Zhao Qing, Shi Xingjie, Huang Jian, Liu Jin, Li Yang, Ma Shuangge
Department of Biostatistics, School of Public Health, Yale University.
Department of Biostatistics, School of Public Health, Yale University ; School of Statistics and Management, Shanghai University of Finance and Economics.
Wiley Interdiscip Rev Comput Stat. 2015 Jan-Feb;7(1):99-108. doi: 10.1002/wics.1322.

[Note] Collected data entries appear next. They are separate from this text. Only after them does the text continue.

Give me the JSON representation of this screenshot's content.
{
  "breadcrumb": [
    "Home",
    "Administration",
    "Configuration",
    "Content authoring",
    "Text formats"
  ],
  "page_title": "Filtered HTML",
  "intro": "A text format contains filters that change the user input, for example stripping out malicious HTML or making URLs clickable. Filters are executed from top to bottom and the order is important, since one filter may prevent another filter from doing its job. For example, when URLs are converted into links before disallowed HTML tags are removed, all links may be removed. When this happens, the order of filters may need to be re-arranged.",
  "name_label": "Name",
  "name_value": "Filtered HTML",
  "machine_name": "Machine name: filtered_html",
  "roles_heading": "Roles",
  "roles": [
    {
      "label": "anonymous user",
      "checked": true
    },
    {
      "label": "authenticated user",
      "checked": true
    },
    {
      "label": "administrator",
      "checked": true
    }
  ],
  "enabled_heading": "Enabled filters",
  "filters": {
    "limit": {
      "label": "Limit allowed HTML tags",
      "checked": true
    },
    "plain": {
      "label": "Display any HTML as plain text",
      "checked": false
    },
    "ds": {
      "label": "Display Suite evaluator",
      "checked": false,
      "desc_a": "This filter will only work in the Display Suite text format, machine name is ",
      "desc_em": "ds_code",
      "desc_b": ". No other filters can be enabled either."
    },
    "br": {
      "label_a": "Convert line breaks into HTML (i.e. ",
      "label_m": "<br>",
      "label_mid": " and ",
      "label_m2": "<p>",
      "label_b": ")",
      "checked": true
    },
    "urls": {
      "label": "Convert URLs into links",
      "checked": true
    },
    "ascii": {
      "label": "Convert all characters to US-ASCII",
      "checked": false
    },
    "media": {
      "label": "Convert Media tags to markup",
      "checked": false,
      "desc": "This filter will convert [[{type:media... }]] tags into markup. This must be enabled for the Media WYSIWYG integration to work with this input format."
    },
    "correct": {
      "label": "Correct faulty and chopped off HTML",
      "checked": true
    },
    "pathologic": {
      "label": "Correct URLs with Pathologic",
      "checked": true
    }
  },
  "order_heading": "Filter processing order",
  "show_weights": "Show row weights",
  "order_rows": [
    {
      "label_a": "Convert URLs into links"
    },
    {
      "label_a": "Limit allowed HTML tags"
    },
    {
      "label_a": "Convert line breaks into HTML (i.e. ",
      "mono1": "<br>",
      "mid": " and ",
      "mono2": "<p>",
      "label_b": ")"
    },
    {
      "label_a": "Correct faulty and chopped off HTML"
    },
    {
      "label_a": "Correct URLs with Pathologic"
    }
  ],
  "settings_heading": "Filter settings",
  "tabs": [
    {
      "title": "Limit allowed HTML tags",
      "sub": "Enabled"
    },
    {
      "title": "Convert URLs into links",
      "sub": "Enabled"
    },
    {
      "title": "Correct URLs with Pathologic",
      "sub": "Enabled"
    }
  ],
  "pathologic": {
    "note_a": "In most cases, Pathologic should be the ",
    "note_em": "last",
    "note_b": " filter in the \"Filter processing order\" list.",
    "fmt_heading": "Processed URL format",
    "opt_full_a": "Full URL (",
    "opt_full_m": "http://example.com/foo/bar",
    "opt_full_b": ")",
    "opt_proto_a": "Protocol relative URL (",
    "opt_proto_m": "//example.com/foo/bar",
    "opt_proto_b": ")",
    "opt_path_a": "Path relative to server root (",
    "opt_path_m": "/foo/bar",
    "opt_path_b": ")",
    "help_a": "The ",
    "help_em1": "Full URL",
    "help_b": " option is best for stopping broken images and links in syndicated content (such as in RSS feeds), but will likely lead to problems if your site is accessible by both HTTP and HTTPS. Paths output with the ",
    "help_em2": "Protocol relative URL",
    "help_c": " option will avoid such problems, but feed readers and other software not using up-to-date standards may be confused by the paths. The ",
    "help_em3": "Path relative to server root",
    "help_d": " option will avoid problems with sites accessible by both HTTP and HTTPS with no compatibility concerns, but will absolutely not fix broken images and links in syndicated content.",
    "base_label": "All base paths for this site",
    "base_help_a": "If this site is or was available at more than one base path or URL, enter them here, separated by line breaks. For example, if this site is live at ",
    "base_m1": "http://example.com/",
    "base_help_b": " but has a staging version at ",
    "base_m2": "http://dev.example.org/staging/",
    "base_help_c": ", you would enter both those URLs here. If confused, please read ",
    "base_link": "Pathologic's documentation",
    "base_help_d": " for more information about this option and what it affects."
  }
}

In the analysis of omics data, integrative analysis provides an effective way of pooling information across multiple datasets or multiple correlated responses, and can be more effective than single-dataset (response) analysis. Multiple families of integrative analysis methods have been proposed in the literature. The current review focuses on the penalization methods. Special attention is paid to sparse meta-analysis methods that pool summary statistics across datasets, and integrative analysis methods that pool raw data across datasets. We discuss their formulation and rationale. Beyond "standard" penalized selection, we also review contrasted penalization and Laplacian penalization which accommodate finer data structures. The computational aspects, including computational algorithms and tuning parameter selection, are examined. This review concludes with possible limitations and extensions.
在组学数据分析中,整合分析提供了一种跨多个数据集或多个相关响应汇总信息的有效方法,并且可能比单数据集(响应)分析更有效。文献中已经提出了多个整合分析方法家族。当前的综述聚焦于惩罚方法。特别关注跨数据集汇总汇总统计量的稀疏荟萃分析方法,以及跨数据集汇总原始数据的整合分析方法。我们讨论它们的公式和原理。除了“标准”惩罚选择之外,我们还综述了适应更精细数据结构的对比惩罚和拉普拉斯惩罚。研究了计算方面,包括计算算法和调优参数选择。本综述最后讨论了可能的局限性和扩展。